As at December 31, 2017, the Group had non-cancellable operating lease commitments of RMB124, 023,334, see Note 27. However, the Group is in the process of assessing to what extent these commitments will affect the recognition of right-of-use assets and liabilities for future payments and how these commitments will affect the operation profit and classification of cash flows. Some of the commitments may be covered by the exception for short-term and low-value leases; some commitments may relate to arrangements that will not be qualified as leases under IFRS 16. The Group does not expect the adoption of IFRS 16 as compared with the current accounting policy will result in significant impacts on the operation results, but it is expected that certain portion of these commitments will be required to be recognized in the consolidated statement of financial position as right-of-use assets and lease liabilities under IFRS 16.

 

In respect of the lessor accounting, IFRS 16 substantially carries forward the lessor accounting requirements in IAS 17. Accordingly, a lessor continues to classify its leases as operating leases or finance leases, and to account for those two types of leases differently.

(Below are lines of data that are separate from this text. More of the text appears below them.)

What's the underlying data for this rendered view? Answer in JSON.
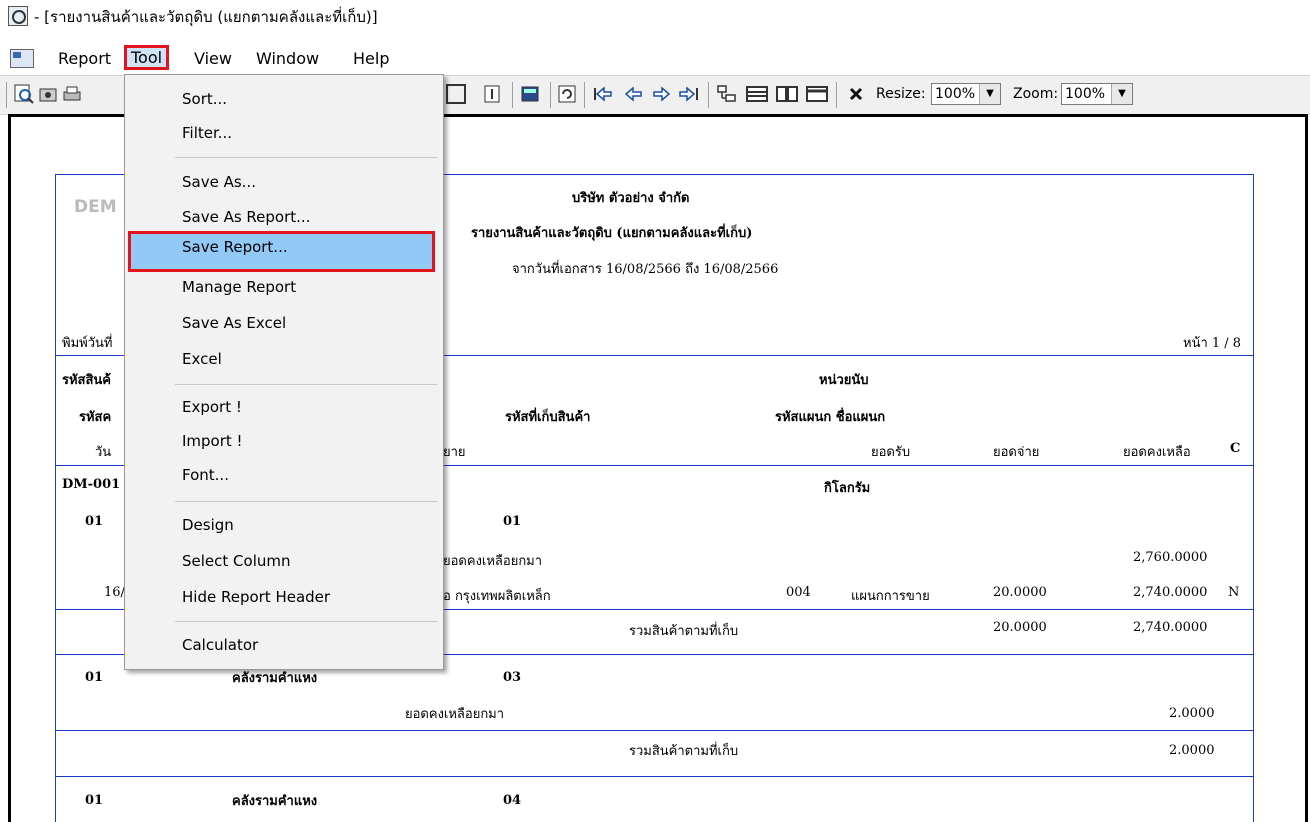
{
  "window": {
    "title": "- [รายงานสินค้าและวัตถุดิบ (แยกตามคลังและที่เก็บ)]"
  },
  "menubar": {
    "items": [
      "Report",
      "Tool",
      "View",
      "Window",
      "Help"
    ]
  },
  "toolbar": {
    "resize_label": "Resize:",
    "resize_value": "100%",
    "zoom_label": "Zoom:",
    "zoom_value": "100%"
  },
  "tool_menu": {
    "items": [
      "Sort...",
      "Filter...",
      "Save As...",
      "Save As Report...",
      "Save Report...",
      "Manage Report",
      "Save As Excel",
      "Excel",
      "Export !",
      "Import !",
      "Font...",
      "Design",
      "Select Column",
      "Hide Report Header",
      "Calculator"
    ],
    "highlighted": "Save Report..."
  },
  "report": {
    "watermark": "DEM",
    "company": "บริษัท ตัวอย่าง จำกัด",
    "title": "รายงานสินค้าและวัตถุดิบ (แยกตามคลังและที่เก็บ)",
    "date_range": "จากวันที่เอกสาร 16/08/2566 ถึง 16/08/2566",
    "print_date": "พิมพ์วันที่",
    "page": "หน้า 1 / 8",
    "headers": {
      "h1_col1": "รหัสสินค้",
      "h1_col2": "หน่วยนับ",
      "h2_col1": "รหัสค",
      "h2_col2": "รหัสที่เก็บสินค้า",
      "h2_col3": "รหัสแผนก ชื่อแผนก",
      "h3_col1": "วัน",
      "h3_col2": "ยาย",
      "h3_col3": "ยอดรับ",
      "h3_col4": "ยอดจ่าย",
      "h3_col5": "ยอดคงเหลือ",
      "h3_col6": "C"
    },
    "product_code": "DM-001",
    "product_unit": "กิโลกรัม",
    "group1": {
      "warehouse_code": "01",
      "location_code": "01",
      "brought_forward_label": "ยอดคงเหลือยกมา",
      "brought_forward_balance": "2,760.0000",
      "tx_date": "16/",
      "tx_desc": "อ กรุงเทพผลิตเหล็ก",
      "tx_dept_code": "004",
      "tx_dept_name": "แผนกการขาย",
      "tx_receive": "20.0000",
      "tx_balance": "2,740.0000",
      "tx_flag": "N",
      "subtotal_label": "รวมสินค้าตามที่เก็บ",
      "subtotal_receive": "20.0000",
      "subtotal_balance": "2,740.0000"
    },
    "group2": {
      "warehouse_code": "01",
      "warehouse_name": "คลังรามคำแหง",
      "location_code": "03",
      "brought_forward_label": "ยอดคงเหลือยกมา",
      "brought_forward_balance": "2.0000",
      "subtotal_label": "รวมสินค้าตามที่เก็บ",
      "subtotal_balance": "2.0000"
    },
    "group3": {
      "warehouse_code": "01",
      "warehouse_name": "คลังรามคำแหง",
      "location_code": "04"
    }
  }
}
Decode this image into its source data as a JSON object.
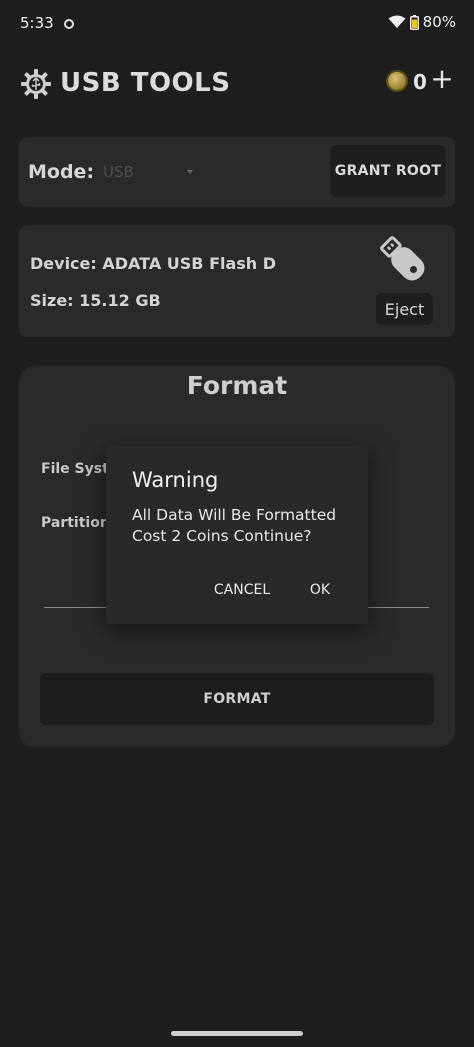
{
  "status_bar": {
    "time": "5:33",
    "battery_percent": "80%",
    "icons": [
      "wifi-icon",
      "battery-icon",
      "notification-dot-icon"
    ]
  },
  "header": {
    "title": "USB TOOLS",
    "coin_count": "0",
    "add_label": "+",
    "icons": [
      "gear-icon",
      "coin-icon"
    ]
  },
  "mode": {
    "label": "Mode:",
    "value": "USB",
    "grant_root_label": "GRANT ROOT"
  },
  "device": {
    "name_text": "Device: ADATA USB Flash D",
    "size_text": "Size: 15.12 GB",
    "eject_label": "Eject",
    "icon": "usb-drive-icon"
  },
  "format": {
    "title": "Format",
    "file_system_label": "File System",
    "partition_label": "Partition",
    "button_label": "FORMAT"
  },
  "dialog": {
    "title": "Warning",
    "message_line1": "All Data Will Be Formatted",
    "message_line2": "Cost 2 Coins Continue?",
    "cancel_label": "CANCEL",
    "ok_label": "OK"
  },
  "colors": {
    "background": "#1e1e1e",
    "card": "#2a2a2a",
    "dialog": "#292929",
    "button": "#1d1d1d",
    "coin": "#a38936",
    "battery_fill": "#f0c419"
  }
}
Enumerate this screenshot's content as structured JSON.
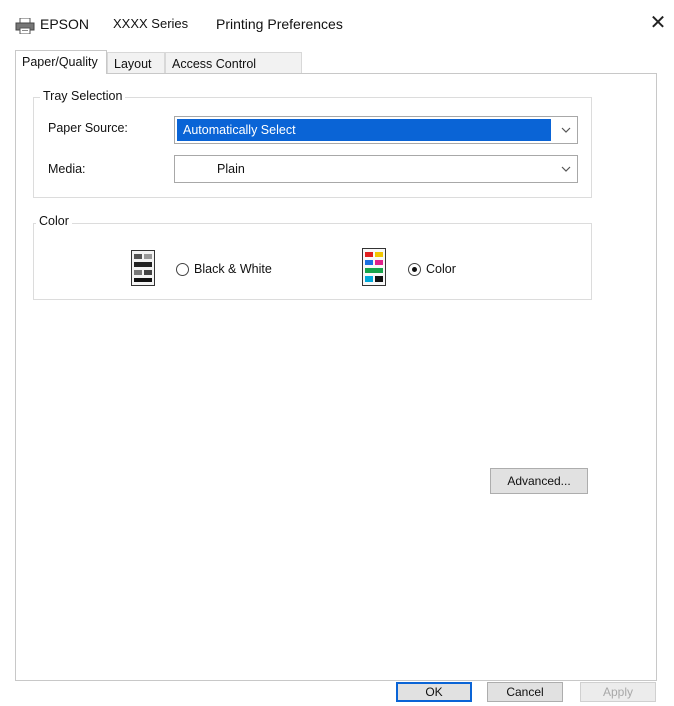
{
  "window": {
    "brand": "EPSON",
    "series": "XXXX Series",
    "title": "Printing Preferences",
    "close_glyph": "✕"
  },
  "tabs": [
    {
      "label": "Paper/Quality",
      "active": true
    },
    {
      "label": "Layout",
      "active": false
    },
    {
      "label": "Access Control Settings",
      "active": false
    }
  ],
  "tray_selection": {
    "legend": "Tray Selection",
    "paper_source_label": "Paper Source:",
    "paper_source_value": "Automatically Select",
    "media_label": "Media:",
    "media_value": "Plain"
  },
  "color": {
    "legend": "Color",
    "options": [
      {
        "label": "Black & White",
        "selected": false,
        "icon": "grayscale-document-icon"
      },
      {
        "label": "Color",
        "selected": true,
        "icon": "color-document-icon"
      }
    ]
  },
  "advanced_label": "Advanced...",
  "footer": {
    "ok_label": "OK",
    "cancel_label": "Cancel",
    "apply_label": "Apply"
  },
  "colors": {
    "accent": "#0a64d6",
    "panel_border": "#c8c8c8"
  }
}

As the Group is not a lessor, the Group does not expect the adoption of IFRS 16 will result in significant impacts on the financial information.

 

31

Subsequent events

 

On March 27, 2018, the Group completed the reorganization that CNFinance Holdings Limited (CNFinance), a company incorporated in the Cayman Islands, became the Group’s holding company through share exchanges with the shareholders of Sincere Fame International Limited.